In a move that surprised many, Colicchio scrapped his flagship Craftsteak location in the city’s Chelsea district to house Colicchio & Sons.
“I’ve always loved this space. I thought, instead of finding a new space, let’s just do it here. We spent $40,000 to make some changes, mostly up here in the front, and that was it,” he says.
There wasn’t a lot of reconnaissance going on in the development of the new concept, either. Colicchio confesses he didn’t spend much time visiting other restaurants or mulling his ideas over with other chefs.
“When I actually open a restaurant, I usually close myself off more. I almost never go out. I really don’t. I haven’t been to so many places, restaurants that I should go to,” he divulges. “I enjoy going out, and seeing what other people are doing but I think it’s too easy to do something you see. And I don’t want anyone to say, ‘Oh, that’s being done at so-and-so’s restaurant.’ [The menu here] is typically what I want to eat, what I want to do. A lot of it is based on a repertoire of dishes that I’ve had for twenty-five years.“
What? You mean, you’re more than just a judge on a food show? He laughs. “How long do you think it takes to do the show?” he asks.
“Six months?” I guess, haphazardly.
“Twenty days,” he tells me. “The whole shoot takes about a month, and I work every other day.”
Running through a schedule in his head, he corrects himself. “Well, thirty-four days. It takes about thirty-four days to shoot an entire season, with reshoots. That’s it. And the problem is that a lot of people think it takes six months,” he says. “They think that’s all I do.

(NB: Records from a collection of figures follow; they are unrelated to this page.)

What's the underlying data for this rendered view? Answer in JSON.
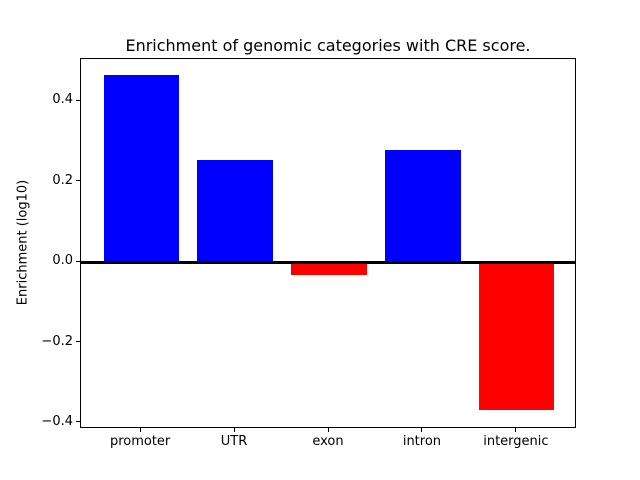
{
  "chart_data": {
    "type": "bar",
    "title": "Enrichment of genomic categories with CRE score.",
    "xlabel": "",
    "ylabel": "Enrichment (log10)",
    "categories": [
      "promoter",
      "UTR",
      "exon",
      "intron",
      "intergenic"
    ],
    "values": [
      0.465,
      0.255,
      -0.032,
      0.278,
      -0.368
    ],
    "positive_color": "#0000ff",
    "negative_color": "#ff0000",
    "axis_color": "#000000",
    "background_color": "#ffffff",
    "yticks": [
      -0.4,
      -0.2,
      0.0,
      0.2,
      0.4
    ],
    "ylim": [
      -0.415,
      0.505
    ],
    "xlim": [
      -0.64,
      4.64
    ],
    "bar_width": 0.8,
    "grid": false,
    "legend": "none",
    "zero_line": true
  }
}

People say things like, ‘Oh, you’re cooking again.’ Well, I haven’t stopped.”
He’s particularly ruffled about a writer who recently alluded to him being more of a personality and less of a chef. “So, I’m trying to get out there, because it’s the journalists I’m worried about,” Colicchio asserts. “It’s something I want to talk about. Quite frankly, when I opened the restaurant, that’s why I started ‘tweeting.’ I wanted people to know that [the show] really is such a small part of what I do.”
With Colicchio & Sons gaining its footing, any plans for future projects? “We have a few things,” the chef admits after hemming and hawing. “I just can’t announce anything yet. “
“We’re definitely doing an eighth season [of Top Chef]. We’ll see about a ninth,” he notes. “It’s been a good run so far.”
“Well, and ultimately, you’re just a chef in a kitchen,” I joke with him.
“Yeah, at least I always have something to fall back on.”
Editor’s note: Colicchio was, indeed, awarded the 2010 James Beard Foundation Award for Outstanding Chef on the evening following our interview and it was fantastic to have the opportunity to congratulate him at the awards ceremony.
You can catch the chef on the premiere of Top Chef Washington D.C. tomorrow night. He’ll also be demoing eats with fellow Top Chef judge Gail Simmons at this week’s Food & Wine Classic in Aspen.